Lynden Scourfield, 50, and Mark Dobson, 52 are among eight people accused of making the fraudulent business loans through a turnaround consultancy in exchange for “high-value gifts” between 2003 and 2010.
Scourfield and Dobson worked at HBOS’s Reading and London offices during the seven-year period.
Also charged were David Mills and Michael Bancroft, employees of the Quayside Corporate Services (QCS) consultancy, who allegedly provided the kickbacks in return for being assigned the loans to administer.
The charges follow a two-year investigation from Thames Valley Police under the codename Operation Hornet. The force’s Economic Crime Unit investigated the allegations after the Financial Services Authority raised warnings over the former bankers’ activity.
The four other people charged in the investigation are John Cartright, described as an associate at QCS, and the wives of Scourfield, Mills and Bancroft, who, with their husbands are accused of money laundering. Their names are Jacqueline Scourfield, Alison Mills and Beverley Bancroft.

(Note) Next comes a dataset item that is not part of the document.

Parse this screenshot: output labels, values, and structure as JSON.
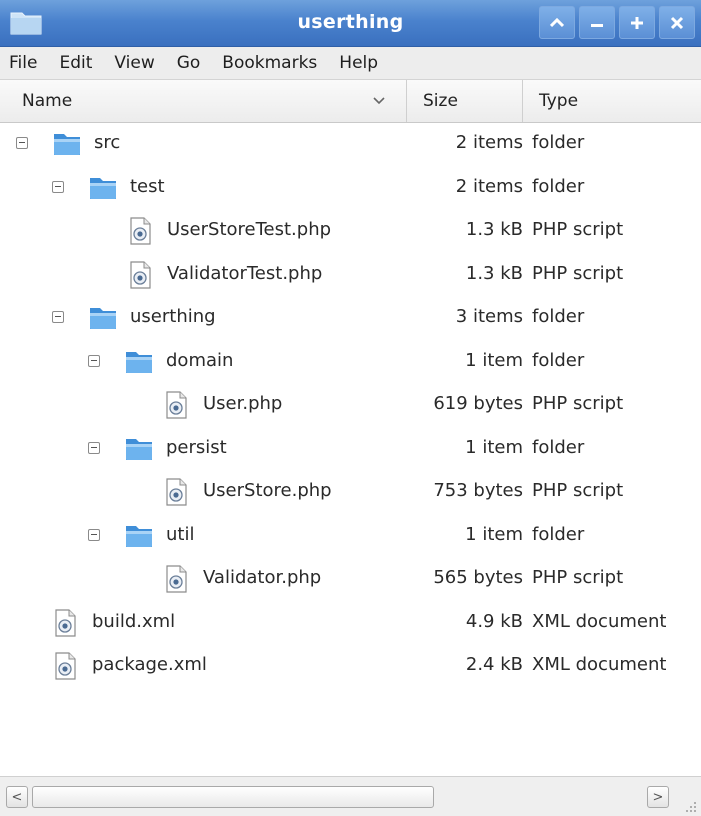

The allegations are the second scandal regarding HBOS to emerge in months, after former corporate lending head Peter Cummings was banned for life from working in the financial services industry for failure to exercise due diligence. Cummings is not connected in any way to the present alleged fraud.
HBOS bank was taken over by Lloyds for £12bn in 2009. A spokesperson for Lloyds said yesterday: “We cannot comment on the detail of this investigation by Thames Valley Police or on the charges that have been brought.
“Neither Bank of Scotland nor Lloyds Banking Group is the subject of the investigation. We have been assisting the Police with their investigation and will continue to do so.”
The eight were released on bail yesterday and will appear at Reading Magistrates’ Court on 18 January.